Allons plus loin dans la critique et parlons aussi de bonnes pratiques en manif. Face aux agressions policières, notre seule réponse peut elle décemment se limiter à une prudente mise en retrait, à une attitude de témoin passif ? Nous ne nions pas l’intérêt de filmer les injustices et violences commissent par les forces de l’ordre, nous comprenons aussi la crainte des brutalités et mutilations, la fuite face au risque d’arrestation, l’état de choc et la sidération face aux événements en manif qui relèvent parfois quasi de scènes de guerre. Nous invitons chacun.e à se poser la question de ses propre limites, à les faire connaître et à en discuter autours de soi et surtout à écouter et tenir compte des limites des autres. La police ne respecte rien ni personne, alors face à elle, nous, nous devons nous respecter, nous entre-aider et nous soutenir.

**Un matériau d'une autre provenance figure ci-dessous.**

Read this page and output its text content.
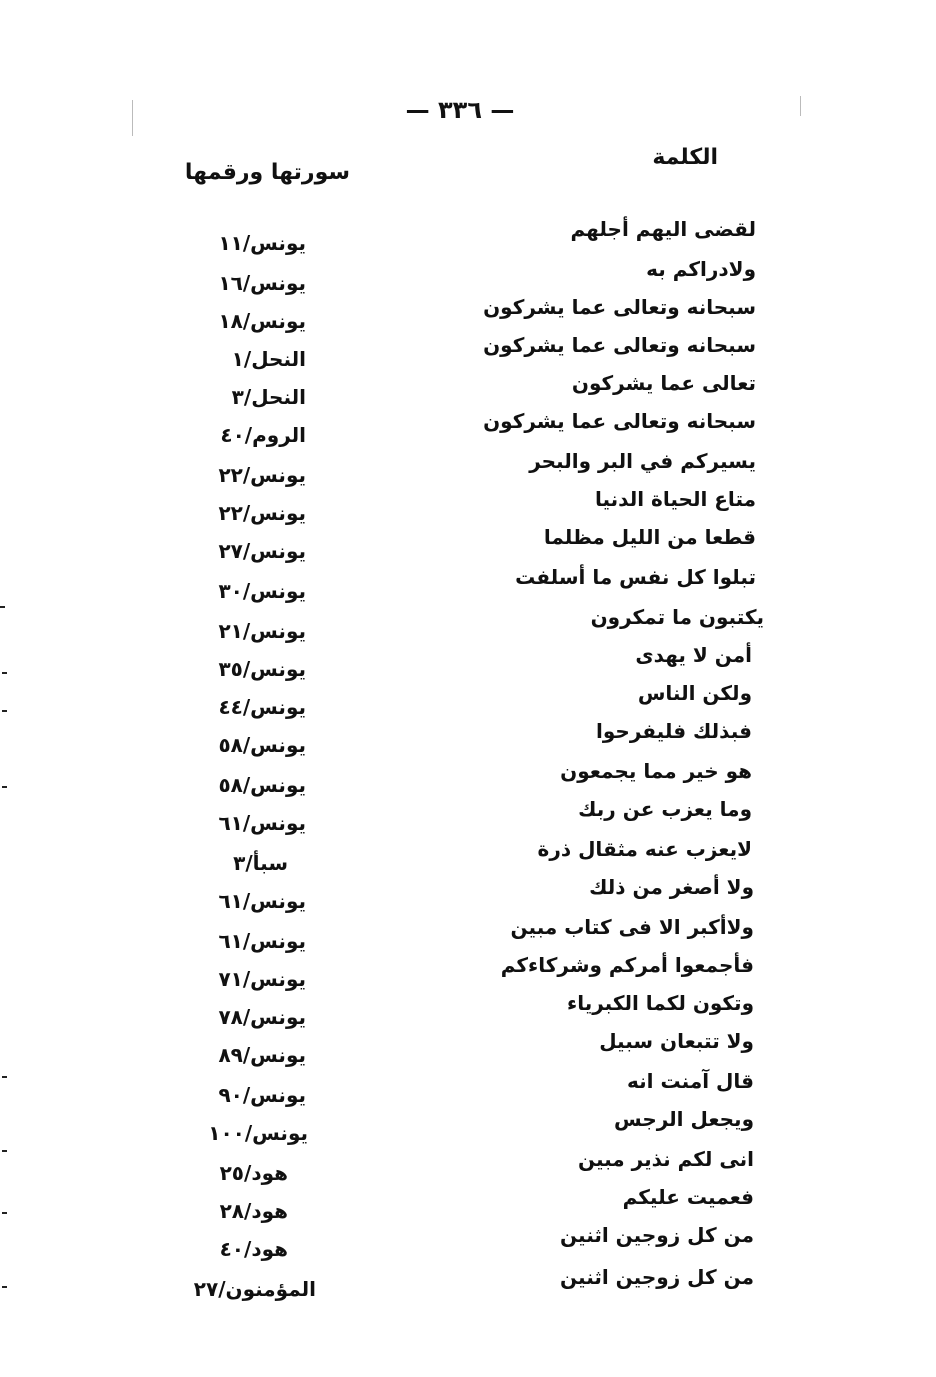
— ٣٣٦ —
الكلمة
سورتها ورقمها
لقضى اليهم أجلهم
يونس/١١
ولادراكم به
يونس/١٦
سبحانه وتعالى عما يشركون
يونس/١٨
سبحانه وتعالى عما يشركون
النحل/١
تعالى عما يشركون
النحل/٣
سبحانه وتعالى عما يشركون
الروم/٤٠
يسيركم في البر والبحر
يونس/٢٢
متاع الحياة الدنيا
يونس/٢٢
قطعا من الليل مظلما
يونس/٢٧
تبلوا كل نفس ما أسلفت
يونس/٣٠
يكتبون ما تمكرون
يونس/٢١
أمن لا يهدى
يونس/٣٥
ولكن الناس
يونس/٤٤
فبذلك فليفرحوا
يونس/٥٨
هو خير مما يجمعون
يونس/٥٨
وما يعزب عن ربك
يونس/٦١
لايعزب عنه مثقال ذرة
سبأ/٣
ولا أصغر من ذلك
يونس/٦١
ولاأكبر الا فى كتاب مبين
يونس/٦١
فأجمعوا أمركم وشركاءكم
يونس/٧١
وتكون لكما الكبرياء
يونس/٧٨
ولا تتبعان سبيل
يونس/٨٩
قال آمنت انه
يونس/٩٠
ويجعل الرجس
يونس/١٠٠
انى لكم نذير مبين
هود/٢٥
فعميت عليكم
هود/٢٨
من كل زوجين اثنين
هود/٤٠
من كل زوجين اثنين
المؤمنون/٢٧
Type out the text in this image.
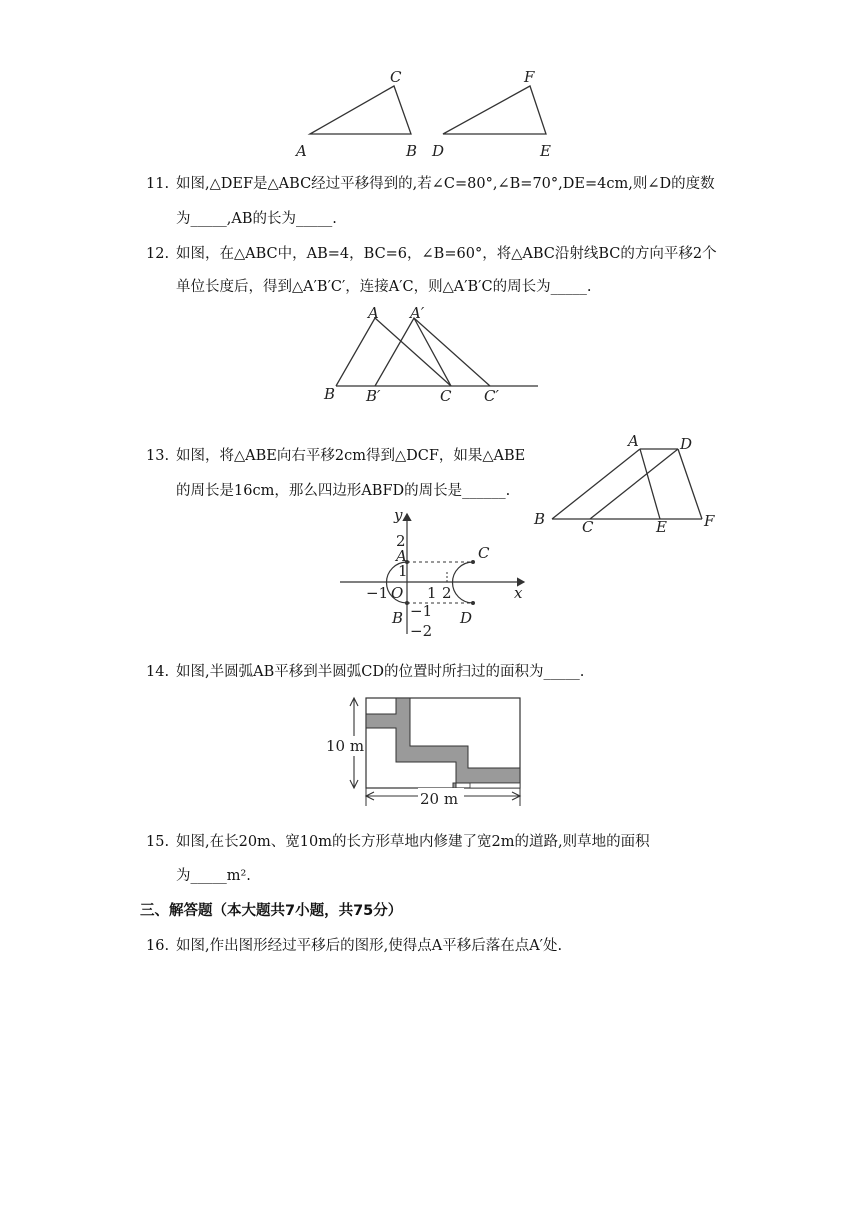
A	B
C
D	E
F
11. 如图,△DEF是△ABC经过平移得到的,若∠C=80°,∠B=70°,DE=4cm,则∠D的度数
为_____,AB的长为_____.
12. 如图，在△ABC中，AB=4，BC=6，∠B=60°，将△ABC沿射线BC的方向平移2个
单位长度后，得到△A′B′C′，连接A′C，则△A′B′C的周长为_____.
A A′
B B′	C C′
13. 如图，将△ABE向右平移2cm得到△DCF，如果△ABE
的周长是16cm，那么四边形ABFD的周长是______.
A	D
B C	E F
y
x
2
1
−1 O 1 2
−1
−2
A
B
C
D
14. 如图,半圆弧AB平移到半圆弧CD的位置时所扫过的面积为_____.
10 m
20 m
15. 如图,在长20m、宽10m的长方形草地内修建了宽2m的道路,则草地的面积
为_____m².
三、解答题（本大题共7小题，共75分）
16. 如图,作出图形经过平移后的图形,使得点A平移后落在点A′处.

Nous respecter dans la diversité de nos réactions et modes d’actions, nous entre-aider face aux agressions et à la répression car la solidarité est notre meilleure arme de défense. Lorsque nous formons un cortège massif, compacte, nous sommes un tout difficile à attaquer que les forces de l’ordre cherche systématiquement à fractionner, disperser, pour en isoler les individus et pouvoir les contrôler, les arrêter, mais aussi souvent les humilier, les violenter…Si en arrivant et en repartant de manif, nous restons en binômes ou en groupe, si nous nous regroupons systématiquement autours des personnes ciblées ou isolées, si nous sommes capables de faire attention les un.e.s aux autres, de ne laisser personne derrière, d’accompagner les personnes en difficulté lors de charges ou d’attaques, alors nous rendons la répression et les abus policiers plus difficiles.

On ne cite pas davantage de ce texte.